While these cases involve the first uses of a “janitor” as the test case job, they are not the first instances in which the concept behind the “janitor rule” has been used.

For example in a 1963 case Georgia Supreme Court case, Dixie Bearings, Inc. v. Walker, 133 S.E.2d 338 (1963), the court rejected a covenant that prohibited the employee “from engaging as an owner, partner, or otherwise or becoming associated as an officer, employee, agent or otherwise in any business competitive with the plaintiff . . . .” Id. at 341 (emphasis in original). The court based its decision on the fact that “[u]nder these provisions the defendant would be prevented from accepting employment as a truck driver, nightwatchman or any other position which might be totally unrelated to trade secrets or sales to customers.” Id.

Interestingly, in a 1969 case in the United States Court of Appeals for the 5th Circuit, Water Services, Inc. v.
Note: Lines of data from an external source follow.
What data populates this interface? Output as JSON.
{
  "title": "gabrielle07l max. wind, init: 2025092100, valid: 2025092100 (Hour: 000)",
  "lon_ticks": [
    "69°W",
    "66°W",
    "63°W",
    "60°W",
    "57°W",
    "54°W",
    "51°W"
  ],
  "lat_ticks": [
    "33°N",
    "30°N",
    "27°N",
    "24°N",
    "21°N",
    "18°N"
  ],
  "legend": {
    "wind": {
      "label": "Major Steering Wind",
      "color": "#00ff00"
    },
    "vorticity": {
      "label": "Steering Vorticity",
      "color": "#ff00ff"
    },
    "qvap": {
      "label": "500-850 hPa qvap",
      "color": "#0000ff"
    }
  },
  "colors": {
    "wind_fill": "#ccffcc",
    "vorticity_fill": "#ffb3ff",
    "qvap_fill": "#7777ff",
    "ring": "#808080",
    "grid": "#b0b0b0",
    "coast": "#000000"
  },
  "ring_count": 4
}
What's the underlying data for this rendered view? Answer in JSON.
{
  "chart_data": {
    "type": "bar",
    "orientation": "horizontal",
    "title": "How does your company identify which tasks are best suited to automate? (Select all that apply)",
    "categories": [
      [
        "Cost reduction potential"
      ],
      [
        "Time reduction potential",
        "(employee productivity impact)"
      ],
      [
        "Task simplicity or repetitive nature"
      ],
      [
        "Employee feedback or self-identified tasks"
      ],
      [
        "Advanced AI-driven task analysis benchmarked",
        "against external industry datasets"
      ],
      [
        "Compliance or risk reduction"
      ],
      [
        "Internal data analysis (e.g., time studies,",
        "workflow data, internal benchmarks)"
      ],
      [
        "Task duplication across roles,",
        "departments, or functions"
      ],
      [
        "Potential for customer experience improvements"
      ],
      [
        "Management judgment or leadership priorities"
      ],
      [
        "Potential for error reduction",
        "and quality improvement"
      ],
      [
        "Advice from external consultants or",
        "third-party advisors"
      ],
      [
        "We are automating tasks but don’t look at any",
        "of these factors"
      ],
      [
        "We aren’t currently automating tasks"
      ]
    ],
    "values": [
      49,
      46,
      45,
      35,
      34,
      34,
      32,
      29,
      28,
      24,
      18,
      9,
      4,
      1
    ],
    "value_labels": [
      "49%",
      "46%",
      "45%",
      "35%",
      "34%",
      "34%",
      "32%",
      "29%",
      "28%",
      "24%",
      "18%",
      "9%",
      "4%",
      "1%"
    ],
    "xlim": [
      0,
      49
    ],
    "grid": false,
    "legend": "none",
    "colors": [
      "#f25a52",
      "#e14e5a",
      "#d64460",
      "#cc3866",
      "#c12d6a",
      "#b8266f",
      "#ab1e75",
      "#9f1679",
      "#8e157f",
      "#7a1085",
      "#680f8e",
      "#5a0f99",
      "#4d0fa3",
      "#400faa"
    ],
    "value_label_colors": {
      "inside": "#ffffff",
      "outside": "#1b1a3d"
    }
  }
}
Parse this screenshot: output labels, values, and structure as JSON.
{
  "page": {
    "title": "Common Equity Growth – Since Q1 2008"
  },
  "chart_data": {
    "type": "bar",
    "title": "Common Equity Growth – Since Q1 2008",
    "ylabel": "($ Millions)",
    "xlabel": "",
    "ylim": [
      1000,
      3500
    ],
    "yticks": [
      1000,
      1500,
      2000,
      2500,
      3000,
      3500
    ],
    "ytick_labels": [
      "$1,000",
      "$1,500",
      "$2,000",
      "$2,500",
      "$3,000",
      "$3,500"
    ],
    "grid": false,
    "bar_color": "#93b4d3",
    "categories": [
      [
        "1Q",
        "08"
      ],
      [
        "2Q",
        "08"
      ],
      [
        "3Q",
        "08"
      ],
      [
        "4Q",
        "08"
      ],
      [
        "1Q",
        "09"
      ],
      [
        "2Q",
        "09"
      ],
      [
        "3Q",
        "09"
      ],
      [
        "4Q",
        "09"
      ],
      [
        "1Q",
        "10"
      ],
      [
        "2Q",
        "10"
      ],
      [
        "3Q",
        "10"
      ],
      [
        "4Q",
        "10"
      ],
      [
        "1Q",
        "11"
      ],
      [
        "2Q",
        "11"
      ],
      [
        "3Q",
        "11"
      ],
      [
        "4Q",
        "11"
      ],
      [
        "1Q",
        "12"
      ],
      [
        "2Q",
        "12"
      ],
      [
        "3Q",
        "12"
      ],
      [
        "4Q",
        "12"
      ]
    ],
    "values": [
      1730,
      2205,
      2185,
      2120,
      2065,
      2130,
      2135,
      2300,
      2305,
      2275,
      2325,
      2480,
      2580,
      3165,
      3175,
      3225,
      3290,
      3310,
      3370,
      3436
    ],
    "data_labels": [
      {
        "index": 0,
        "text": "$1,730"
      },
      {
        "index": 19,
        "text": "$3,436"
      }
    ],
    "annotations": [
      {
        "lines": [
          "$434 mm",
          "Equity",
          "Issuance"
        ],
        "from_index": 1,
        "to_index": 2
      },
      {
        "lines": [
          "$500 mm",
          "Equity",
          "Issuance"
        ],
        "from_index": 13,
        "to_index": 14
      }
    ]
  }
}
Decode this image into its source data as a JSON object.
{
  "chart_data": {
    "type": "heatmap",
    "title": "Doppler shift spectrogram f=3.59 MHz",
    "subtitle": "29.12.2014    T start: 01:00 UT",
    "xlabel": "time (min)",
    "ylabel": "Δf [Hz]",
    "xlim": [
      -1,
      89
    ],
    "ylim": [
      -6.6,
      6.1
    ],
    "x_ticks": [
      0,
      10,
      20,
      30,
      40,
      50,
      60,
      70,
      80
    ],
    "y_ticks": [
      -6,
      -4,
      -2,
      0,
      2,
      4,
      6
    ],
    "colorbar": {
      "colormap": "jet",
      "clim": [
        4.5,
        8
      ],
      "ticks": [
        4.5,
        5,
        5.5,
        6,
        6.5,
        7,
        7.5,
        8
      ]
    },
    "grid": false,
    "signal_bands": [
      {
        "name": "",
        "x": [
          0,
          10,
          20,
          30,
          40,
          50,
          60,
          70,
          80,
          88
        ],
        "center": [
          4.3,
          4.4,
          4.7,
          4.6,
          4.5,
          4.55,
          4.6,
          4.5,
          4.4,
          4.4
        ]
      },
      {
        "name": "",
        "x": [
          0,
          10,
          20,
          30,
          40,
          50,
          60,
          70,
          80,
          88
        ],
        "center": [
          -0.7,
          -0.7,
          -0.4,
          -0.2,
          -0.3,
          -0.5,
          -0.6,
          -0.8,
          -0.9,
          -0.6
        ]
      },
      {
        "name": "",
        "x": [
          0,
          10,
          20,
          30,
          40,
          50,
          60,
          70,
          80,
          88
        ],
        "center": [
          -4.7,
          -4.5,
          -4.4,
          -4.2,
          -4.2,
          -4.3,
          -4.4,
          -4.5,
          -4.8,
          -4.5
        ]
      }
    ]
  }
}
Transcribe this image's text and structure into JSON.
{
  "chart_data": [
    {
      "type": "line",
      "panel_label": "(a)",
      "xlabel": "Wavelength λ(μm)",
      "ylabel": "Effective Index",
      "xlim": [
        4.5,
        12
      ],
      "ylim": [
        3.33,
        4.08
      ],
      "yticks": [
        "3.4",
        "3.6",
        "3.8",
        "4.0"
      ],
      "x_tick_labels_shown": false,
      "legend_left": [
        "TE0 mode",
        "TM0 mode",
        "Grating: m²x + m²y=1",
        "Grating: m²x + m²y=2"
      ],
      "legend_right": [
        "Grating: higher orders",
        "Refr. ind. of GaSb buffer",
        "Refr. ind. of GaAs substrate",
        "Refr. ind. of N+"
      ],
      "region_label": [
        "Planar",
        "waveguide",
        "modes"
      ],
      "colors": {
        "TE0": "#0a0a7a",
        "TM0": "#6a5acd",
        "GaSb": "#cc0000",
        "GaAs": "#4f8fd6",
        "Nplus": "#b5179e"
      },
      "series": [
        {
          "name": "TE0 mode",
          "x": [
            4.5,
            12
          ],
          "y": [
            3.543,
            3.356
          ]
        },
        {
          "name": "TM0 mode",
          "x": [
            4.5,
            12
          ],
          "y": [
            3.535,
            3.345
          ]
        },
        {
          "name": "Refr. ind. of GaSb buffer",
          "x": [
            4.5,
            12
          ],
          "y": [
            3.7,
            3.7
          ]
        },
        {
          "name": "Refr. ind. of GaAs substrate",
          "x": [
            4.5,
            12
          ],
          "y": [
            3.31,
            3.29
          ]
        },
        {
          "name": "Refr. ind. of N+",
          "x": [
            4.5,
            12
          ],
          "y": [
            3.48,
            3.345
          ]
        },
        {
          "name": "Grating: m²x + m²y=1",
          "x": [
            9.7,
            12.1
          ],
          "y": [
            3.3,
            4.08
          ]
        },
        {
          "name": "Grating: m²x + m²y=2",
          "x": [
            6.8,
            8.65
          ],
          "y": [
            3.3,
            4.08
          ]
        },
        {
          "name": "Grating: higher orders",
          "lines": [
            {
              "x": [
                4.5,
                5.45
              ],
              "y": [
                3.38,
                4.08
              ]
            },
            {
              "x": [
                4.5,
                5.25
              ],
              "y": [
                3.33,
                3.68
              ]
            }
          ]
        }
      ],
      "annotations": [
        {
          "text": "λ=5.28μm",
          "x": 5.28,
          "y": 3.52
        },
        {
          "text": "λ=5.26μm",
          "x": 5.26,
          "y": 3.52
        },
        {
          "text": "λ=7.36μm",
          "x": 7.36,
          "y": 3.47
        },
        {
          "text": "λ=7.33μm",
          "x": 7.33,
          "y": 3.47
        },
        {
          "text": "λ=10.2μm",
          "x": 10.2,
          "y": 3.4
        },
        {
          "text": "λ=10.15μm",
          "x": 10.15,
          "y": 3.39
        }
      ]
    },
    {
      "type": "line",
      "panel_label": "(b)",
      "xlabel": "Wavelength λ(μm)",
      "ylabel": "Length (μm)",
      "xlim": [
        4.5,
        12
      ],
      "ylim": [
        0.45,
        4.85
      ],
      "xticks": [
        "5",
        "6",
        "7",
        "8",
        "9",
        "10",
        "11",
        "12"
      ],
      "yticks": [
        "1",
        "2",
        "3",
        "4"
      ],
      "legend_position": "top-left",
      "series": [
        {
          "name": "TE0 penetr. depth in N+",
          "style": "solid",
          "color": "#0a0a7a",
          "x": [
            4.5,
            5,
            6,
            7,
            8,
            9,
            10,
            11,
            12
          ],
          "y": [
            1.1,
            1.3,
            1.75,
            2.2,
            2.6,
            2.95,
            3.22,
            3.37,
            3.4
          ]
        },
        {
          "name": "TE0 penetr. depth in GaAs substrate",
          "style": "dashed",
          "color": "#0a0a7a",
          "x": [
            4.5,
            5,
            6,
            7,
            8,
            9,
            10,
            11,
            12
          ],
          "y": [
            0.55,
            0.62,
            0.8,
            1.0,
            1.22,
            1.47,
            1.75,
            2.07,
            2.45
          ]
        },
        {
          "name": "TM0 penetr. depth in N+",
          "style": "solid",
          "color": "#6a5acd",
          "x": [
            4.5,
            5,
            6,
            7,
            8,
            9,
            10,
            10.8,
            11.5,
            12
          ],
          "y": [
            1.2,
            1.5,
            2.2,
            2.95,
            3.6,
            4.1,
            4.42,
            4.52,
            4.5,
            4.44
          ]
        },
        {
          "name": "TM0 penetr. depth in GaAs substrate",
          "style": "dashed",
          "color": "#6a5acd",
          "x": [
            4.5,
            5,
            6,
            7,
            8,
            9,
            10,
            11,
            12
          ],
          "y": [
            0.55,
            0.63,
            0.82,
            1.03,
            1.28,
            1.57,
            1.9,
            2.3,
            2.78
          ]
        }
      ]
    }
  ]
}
Tesco Chemicals, Inc., 410 F.2d 163 (1969), the court reviewed Dixie Bearings, but applied the reasoning of a later Georgia case (Baxley v. Black, 162 S.E.2d 389 (1968)) to reverse District Court’s finding in Walter Services that the restriction was “invalid and unenforceable on the ground that the provision was ‘unreasonably indefinite’ as to ‘the nature, kind and character of the activities prohibited by the contract’ [because it] ‘contemplates’ . . . ‘any activity for any competitor whether it relates to the functions and duties of the original employment or not, whether as a truck-driver, bookkeeper, custodian or as an executive or salesman’.” Id. at 167.


Origins of the “janitor rule” aside and how a court is to handle overly broad restrictions (i.e., through application of the red pencil rule, blue pencil rule, or reformation), these cases reflect the simple principle that the prohibited type of work is to be narrowly drawn (even if left to the court to figure out) to align with the protection of the legitimate business interests.

The key takeaway is that whether drafting restrictive covenants, enforcing them, or defending against them, the parties should all be cognizant of the janitor rule and act and advise accordingly.